After some success in the mines, Mr. Hoag went to Sacramento and engaged in mercantile business. In 1850 he owned a ferry across the Sacramento into Yolo county, which, for a time, was very profitable, the receipts for three months in the fall of 1850 being $27,000, but later it was replaced by a bridge. About this time Mr. Hoag was admitted to the bar in California. In January, 1853, Mr. Hoag was married at San Francisco to Georgie J. Jennings, a native of Philadelphia. After going out of the ferry business he was for a time in partnership with his brother, B. H. Hoag, importing agricultural implements from the East. In 1861 Mr. Hoag was elected a member of the California legislature by a coalition of the Republicans and the Douglas Democrats of Yolo County. Later he was appointed County Judge by Governor Stanford, to fill a vacancy, and was afterward elected for another term. In the spring of 1862 he was elected secretary of the State Agricultural Society, which office he held for ten years. He drew and secured the passage of a law making this society a state institution, with a directorate appointed and commissioned by the governor.

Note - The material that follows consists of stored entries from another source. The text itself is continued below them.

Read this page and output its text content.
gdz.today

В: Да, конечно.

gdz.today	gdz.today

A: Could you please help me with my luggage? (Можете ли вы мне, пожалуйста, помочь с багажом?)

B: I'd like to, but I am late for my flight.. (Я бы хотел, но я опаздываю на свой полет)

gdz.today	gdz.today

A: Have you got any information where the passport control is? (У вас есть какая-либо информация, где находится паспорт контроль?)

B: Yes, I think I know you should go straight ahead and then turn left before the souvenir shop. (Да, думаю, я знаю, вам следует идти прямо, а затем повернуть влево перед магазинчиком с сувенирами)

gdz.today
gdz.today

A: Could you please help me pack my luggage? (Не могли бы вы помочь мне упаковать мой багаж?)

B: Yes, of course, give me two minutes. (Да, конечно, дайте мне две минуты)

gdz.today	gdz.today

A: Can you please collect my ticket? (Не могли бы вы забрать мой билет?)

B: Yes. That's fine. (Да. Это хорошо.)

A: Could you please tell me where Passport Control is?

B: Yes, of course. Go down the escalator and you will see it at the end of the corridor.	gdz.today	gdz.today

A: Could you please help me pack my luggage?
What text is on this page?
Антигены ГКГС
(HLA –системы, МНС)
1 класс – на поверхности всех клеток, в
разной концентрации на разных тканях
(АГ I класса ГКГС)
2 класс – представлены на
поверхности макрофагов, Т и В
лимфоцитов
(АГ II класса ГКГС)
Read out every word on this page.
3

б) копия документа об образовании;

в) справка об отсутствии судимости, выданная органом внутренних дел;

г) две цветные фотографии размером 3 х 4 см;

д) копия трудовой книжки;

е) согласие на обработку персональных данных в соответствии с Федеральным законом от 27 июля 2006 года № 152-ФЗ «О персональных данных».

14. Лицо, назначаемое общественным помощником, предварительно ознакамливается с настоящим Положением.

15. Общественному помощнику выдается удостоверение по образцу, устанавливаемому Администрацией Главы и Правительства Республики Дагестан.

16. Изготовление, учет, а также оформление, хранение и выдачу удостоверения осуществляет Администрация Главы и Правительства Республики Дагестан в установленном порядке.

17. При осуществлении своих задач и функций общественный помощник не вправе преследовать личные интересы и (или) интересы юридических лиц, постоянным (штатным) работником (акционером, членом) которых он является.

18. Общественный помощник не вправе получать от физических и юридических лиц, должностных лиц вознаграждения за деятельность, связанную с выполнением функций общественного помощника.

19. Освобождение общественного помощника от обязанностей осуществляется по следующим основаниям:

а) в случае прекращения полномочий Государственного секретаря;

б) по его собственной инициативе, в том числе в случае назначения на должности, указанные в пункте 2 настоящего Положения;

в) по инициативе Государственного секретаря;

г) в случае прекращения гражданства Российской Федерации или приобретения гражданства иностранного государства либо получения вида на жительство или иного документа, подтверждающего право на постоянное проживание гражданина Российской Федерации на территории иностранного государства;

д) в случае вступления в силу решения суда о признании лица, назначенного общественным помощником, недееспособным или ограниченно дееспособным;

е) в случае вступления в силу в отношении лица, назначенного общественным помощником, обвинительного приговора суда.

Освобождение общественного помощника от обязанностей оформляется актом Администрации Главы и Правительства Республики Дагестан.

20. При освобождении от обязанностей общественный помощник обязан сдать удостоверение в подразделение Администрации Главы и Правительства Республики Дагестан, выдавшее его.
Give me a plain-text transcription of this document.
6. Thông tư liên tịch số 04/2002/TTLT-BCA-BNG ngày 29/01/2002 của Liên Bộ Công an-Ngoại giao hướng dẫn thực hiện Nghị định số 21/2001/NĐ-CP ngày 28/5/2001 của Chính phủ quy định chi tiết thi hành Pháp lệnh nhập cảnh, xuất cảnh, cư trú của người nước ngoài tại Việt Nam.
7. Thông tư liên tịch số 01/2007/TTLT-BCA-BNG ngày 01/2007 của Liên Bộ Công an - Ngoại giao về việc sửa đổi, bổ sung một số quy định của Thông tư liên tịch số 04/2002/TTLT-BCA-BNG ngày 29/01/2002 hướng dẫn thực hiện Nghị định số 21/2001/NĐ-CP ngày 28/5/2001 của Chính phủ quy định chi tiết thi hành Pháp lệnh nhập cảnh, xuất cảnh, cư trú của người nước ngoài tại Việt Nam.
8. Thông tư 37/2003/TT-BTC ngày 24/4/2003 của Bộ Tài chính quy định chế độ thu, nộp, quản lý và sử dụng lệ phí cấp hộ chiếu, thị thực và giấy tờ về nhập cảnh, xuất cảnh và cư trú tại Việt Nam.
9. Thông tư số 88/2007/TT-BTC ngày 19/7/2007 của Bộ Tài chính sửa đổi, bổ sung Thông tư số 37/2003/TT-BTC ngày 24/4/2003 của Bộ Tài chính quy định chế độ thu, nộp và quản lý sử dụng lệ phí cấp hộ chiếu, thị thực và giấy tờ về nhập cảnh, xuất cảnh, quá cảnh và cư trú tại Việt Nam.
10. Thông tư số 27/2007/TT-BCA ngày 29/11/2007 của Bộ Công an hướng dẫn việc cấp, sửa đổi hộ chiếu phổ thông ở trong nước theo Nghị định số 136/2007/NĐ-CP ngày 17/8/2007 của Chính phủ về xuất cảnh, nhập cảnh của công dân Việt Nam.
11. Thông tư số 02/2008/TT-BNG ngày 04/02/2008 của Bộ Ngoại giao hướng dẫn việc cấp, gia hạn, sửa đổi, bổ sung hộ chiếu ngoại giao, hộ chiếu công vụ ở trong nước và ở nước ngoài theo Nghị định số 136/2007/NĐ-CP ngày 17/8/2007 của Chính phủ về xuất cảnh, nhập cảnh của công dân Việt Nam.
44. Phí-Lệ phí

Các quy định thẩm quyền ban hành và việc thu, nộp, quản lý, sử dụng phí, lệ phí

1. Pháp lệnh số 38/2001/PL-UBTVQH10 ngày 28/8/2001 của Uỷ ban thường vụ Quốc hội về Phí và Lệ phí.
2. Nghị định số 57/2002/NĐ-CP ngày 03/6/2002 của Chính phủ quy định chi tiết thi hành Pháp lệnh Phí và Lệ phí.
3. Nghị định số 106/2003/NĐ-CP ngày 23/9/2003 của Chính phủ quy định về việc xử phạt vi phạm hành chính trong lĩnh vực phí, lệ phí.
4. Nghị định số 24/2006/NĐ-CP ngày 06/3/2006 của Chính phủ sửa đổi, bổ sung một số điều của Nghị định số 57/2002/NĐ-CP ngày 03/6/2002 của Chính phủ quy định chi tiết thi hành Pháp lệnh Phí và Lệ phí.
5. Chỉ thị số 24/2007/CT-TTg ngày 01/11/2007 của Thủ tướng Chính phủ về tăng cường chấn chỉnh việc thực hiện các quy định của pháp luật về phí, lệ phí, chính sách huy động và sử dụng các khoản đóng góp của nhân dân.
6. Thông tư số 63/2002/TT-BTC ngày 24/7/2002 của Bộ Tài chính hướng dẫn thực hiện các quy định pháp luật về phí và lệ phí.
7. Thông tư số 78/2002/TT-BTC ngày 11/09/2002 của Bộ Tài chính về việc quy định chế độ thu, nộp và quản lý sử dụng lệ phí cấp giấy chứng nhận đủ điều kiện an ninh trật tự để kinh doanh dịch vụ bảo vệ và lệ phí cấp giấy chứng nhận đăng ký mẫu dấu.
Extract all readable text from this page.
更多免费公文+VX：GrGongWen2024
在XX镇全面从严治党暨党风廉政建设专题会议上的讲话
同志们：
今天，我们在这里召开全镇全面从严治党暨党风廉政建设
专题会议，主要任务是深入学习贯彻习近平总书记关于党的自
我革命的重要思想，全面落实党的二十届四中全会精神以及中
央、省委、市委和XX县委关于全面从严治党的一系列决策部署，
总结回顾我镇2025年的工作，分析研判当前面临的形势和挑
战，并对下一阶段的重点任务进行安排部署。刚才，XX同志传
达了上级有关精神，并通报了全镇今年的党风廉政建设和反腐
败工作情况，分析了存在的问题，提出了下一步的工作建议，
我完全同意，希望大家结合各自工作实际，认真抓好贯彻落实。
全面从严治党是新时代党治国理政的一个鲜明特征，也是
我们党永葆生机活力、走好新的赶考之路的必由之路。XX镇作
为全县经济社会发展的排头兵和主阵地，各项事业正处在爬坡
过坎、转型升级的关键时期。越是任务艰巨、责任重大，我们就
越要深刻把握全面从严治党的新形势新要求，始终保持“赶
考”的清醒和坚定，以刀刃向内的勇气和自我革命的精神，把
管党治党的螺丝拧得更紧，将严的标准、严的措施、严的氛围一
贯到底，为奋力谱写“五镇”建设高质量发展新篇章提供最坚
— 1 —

In 1870 the Pacific Rural Press was established and Mr. Hoag became its leading agricultural writer for four years. At the same time, and after resigning from the Rural Press, he did similar work for the Sacramento Record-Union, and was, for two years, a writer for the Bulletin along the same lines.
In 1881 Mr. Hoag was elected secretary and actuary of the State Anti-debris Association. In May, 1883, he was appointed commissioner of immigration for the Southern and Central Pacific Railroads, and spent three years in Chicago, encouraging immigration to California. Having become interested in this portion of Southern California, he decided to come here to live, and arrived in Redlands in 1886.
In this city Mr. Hoag has been active in many enterprises for the development of local interests. He assisted in securing the Chicago colony, and at one time had an interest in 1,600 acres of land belonging to the Crafts estate. He sold $70,000 worth of this in one year, and through efforts to secure the irrigation of this tract, assisted largely in the early improvement of Crafton. Mr. Hoag was one of the organizers of the Domestic Water Company, and a director, until three years ago. He now owns twenty-five acres of bearing orchards on Lugonia Heights. During the recent agitation for a protective tariff on citrus fruits, Mr. Hoag made a close study of the subject, and is entitled to the credit of the happy thought of levying a tariff by the pound instead of by the cubic foot, as heretofore. This change which, after much argument, was finally adopted, was the key to the final solution of a knotty and important problem.